多岐に渡った知識と技術を持っておられてびっくりしております。
自由に扱えると実験なども楽しそうにできて羨ましい限りです。
lra1の送信側を電池運用するとしたら、どのくらい電池が持つのでしょうか?
条件など様々だと思いますが、何か参考になる例がありましたら教えていただきたいです。
現場で100v電源を取ることができず電池運用ならできると思うのですが、電池の交換頻度など決めて運用すれば問題ないとも考えております。

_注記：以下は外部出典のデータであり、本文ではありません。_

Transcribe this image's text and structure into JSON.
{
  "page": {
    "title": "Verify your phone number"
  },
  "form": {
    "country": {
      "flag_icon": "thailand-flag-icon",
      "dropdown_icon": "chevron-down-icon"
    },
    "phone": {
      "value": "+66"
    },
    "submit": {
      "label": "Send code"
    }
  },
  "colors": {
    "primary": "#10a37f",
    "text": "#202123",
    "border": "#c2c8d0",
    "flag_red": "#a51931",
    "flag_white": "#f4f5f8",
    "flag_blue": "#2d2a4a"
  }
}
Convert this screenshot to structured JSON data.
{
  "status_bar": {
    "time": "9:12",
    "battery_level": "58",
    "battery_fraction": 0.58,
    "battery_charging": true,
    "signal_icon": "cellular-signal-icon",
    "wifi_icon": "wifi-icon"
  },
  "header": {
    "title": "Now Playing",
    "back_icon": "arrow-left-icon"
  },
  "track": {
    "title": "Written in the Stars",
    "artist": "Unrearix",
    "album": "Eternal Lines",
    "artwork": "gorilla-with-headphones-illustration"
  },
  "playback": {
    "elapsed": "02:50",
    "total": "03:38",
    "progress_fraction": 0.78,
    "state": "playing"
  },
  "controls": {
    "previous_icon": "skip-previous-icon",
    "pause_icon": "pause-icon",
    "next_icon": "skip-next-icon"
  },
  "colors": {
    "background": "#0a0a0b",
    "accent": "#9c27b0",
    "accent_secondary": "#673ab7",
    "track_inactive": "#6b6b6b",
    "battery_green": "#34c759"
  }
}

Googleシート、通知、webモニタリングの記事楽しみに待ってます!
お忙しいとは思いますが頑張ってください!
コメントありがとうございます!
励みになります。
> LRA1の送信側を電池運用するとしたら、どのくらい電池が持つのでしょうか?
用途と設定次第で大きく変わってくるのですが──
今回の実験では、以下のような例があります。
🔋実験例①:P2P通信(乾電池 × 水分センサ)
– 送信間隔:10秒ごと
– 電源:単二マンガン乾電池 × 2本
– 構成:LCDなし、水分センサのみ
– スリープ:SLEEP コマンド使用
👉 約3週間連続稼働中で、現在の電源電圧は 約2.5V です。
🔋実験例②:LoRaWAN通信(乾電池 × BME280)
– 送信間隔:10分ごと
– 電源:単三アルカリ乾電池 × 2本
– 構成:LCDなし、BME280で温湿度など測定
– スリープ:SLEEP コマンド使用
👉 約4か月連続稼働中、現在の電源電圧は 約2.7V。
ちなみに、CR2032では3か月程度でダウンしました。
💡電池運用のコツ
– LoRaの送信はほんの一瞬なので、必要なときだけ起きて、あとは寝るのが基本!
– BASICでも SLEEP コマンドでスリープ可能。
– センサやLCDなどの周辺回路も電力を食うので、電源制御がカギになります。
– うまく設計すれば、1年運用も十分可能だと思います!
🎀「現場で100Vが取れなくても、LoRaなら“乾電池だけ”でけっこういけちゃうんだよ~!」
今後、ネットと連携の方法なども順番に紹介していきますので、ぜひまた見に来てくださいね!